Saturday, November 21, 2015

Star Trek II: Wrath of Khan

I saw Star Trek II: Wrath of Khan. It's a lot better than the first Star Trek movie, which is not saying much, considering that the first movie, you know, didn't have a full script.

The premise is that Captain Admiral Kirk is going through a midlife crisis, now that he's fifty years old, and he's basically working a desk job instead of exploring space like a bold hero. Around this time, his arch-nemesis Khan escapes from exile and launches a grand scheme to take over the universe. Kirk is forced to fight Khan one more time, even though he hasn't piloted a ship for decades.

Khan is...well, I saw the original episode with Khan, and it's a bit of a stretch to call him Kirk's arch-nemesis. He's more like "the guy who caused Kirk a minor inconvenience". The premise is that Khan is a genetically-enhanced superhuman who took over the world back in the 1990's. That was a good premise, and it set him up to be a great villain. However, the episode didn't follow through on the premise. Khan acted like a normal person, not a superhuman. He spent most of his time seducing a random woman, not plotting to take over the universe.

I preferred the 39 Clues Unstoppable series, which has a relatively similar premise. That is, the villain is a genetically-enhanced super-villain, who is plotting to take over the world. It's near-impossible to stop him, because he has super-intelligence and super-strength.

Like the episode, the Khan movie overlooks the premise that Khan is a super-genius. But unlike the episode, that's okay! Khan is still a good, interesting villain, even if he's not the genius he's supposed to be. He comes off as a legitimate threat, who has an intense rivalry with Kirk. The acting and solid script completely sold me on the big rivalry, even though, in reality, these are two guys who met each other once, fifteen years ago, not life-long rivals. Heck, Kirk even admits he hasn't thought about Khan in years, that's how little of an impact he left.

I liked almost the entire movie, except for the part where Kirk escapes from an underground trap, by using an emergency transporter which didn't get mentioned until just now. That felt like cheating, on the scriptwriter's part. But hey, one of the characters calls Kirk out on being a cheater, so at least they're aware that Kirk likes to bend the rules in order to win. Plus, the movie ends with a legitimate victory for Kirk in the battle of wits, so I'm willing to overlook the time he cheats his way out of an inescapable trap. After all, it is totally in character for Kirk to do something sneaky like that.

My wife liked almost the entire movie, except for the casting of Kirstie Alley as "Hot Mr. Spock". Or should I call her "Mrs. Spock"? Either way, it was completely unnecessary to have a sexy Vulcan in this movie, and borderline out-of-character for Vulcans to do things like try out a cute new hairdo. Spock is only half-Vulcan, and he would NEVER do that, so it's hard to picture a full-Vulcan doing it. I much preferred the random Vulcan woman in Star Trek: The Next Generation who didn't do much besides stand around, looking bored. That's way more in line with the Vulcan mythology that the original series built up.

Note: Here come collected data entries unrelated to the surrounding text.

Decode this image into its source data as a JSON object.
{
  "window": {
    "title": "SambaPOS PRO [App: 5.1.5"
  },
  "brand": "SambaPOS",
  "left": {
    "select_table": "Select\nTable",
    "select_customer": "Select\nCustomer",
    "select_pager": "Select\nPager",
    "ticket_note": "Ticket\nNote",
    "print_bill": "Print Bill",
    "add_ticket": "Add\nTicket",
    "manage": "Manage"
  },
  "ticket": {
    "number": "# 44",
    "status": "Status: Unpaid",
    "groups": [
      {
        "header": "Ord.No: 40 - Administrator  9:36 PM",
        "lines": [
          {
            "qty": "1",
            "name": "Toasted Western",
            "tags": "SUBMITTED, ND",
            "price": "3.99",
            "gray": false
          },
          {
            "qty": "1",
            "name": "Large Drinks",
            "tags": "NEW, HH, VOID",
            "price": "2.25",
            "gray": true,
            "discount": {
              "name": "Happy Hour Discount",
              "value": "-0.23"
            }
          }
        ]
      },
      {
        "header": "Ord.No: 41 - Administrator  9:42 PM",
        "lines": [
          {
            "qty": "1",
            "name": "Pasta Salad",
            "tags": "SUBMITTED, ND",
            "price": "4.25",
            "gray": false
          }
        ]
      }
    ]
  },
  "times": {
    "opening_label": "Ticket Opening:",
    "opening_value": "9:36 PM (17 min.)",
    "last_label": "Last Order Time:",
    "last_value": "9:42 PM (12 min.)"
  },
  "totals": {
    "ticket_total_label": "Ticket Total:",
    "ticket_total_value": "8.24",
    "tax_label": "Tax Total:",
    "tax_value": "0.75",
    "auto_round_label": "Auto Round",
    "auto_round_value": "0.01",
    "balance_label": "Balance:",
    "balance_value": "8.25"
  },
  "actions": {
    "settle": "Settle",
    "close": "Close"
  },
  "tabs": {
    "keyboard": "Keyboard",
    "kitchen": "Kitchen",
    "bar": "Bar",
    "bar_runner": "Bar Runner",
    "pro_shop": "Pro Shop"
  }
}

All in all, good movie. Good writing, good acting, and the ending was extremely powerful. Apparently, the movie is really popular with non-Star Trek fans, and I'm not surprised. It's that good. Not the best movie ever, by any means--I'd rather watch Indiana Jones than this movie, any day--but it's still enjoyable and worth watching. I cannot say the same for the first movie, which deserves the condescending title of "Star Trek: The Slow-Motion Picture".

1 comment:

Anonymous said...

You should watch the fifth one and write a review for that.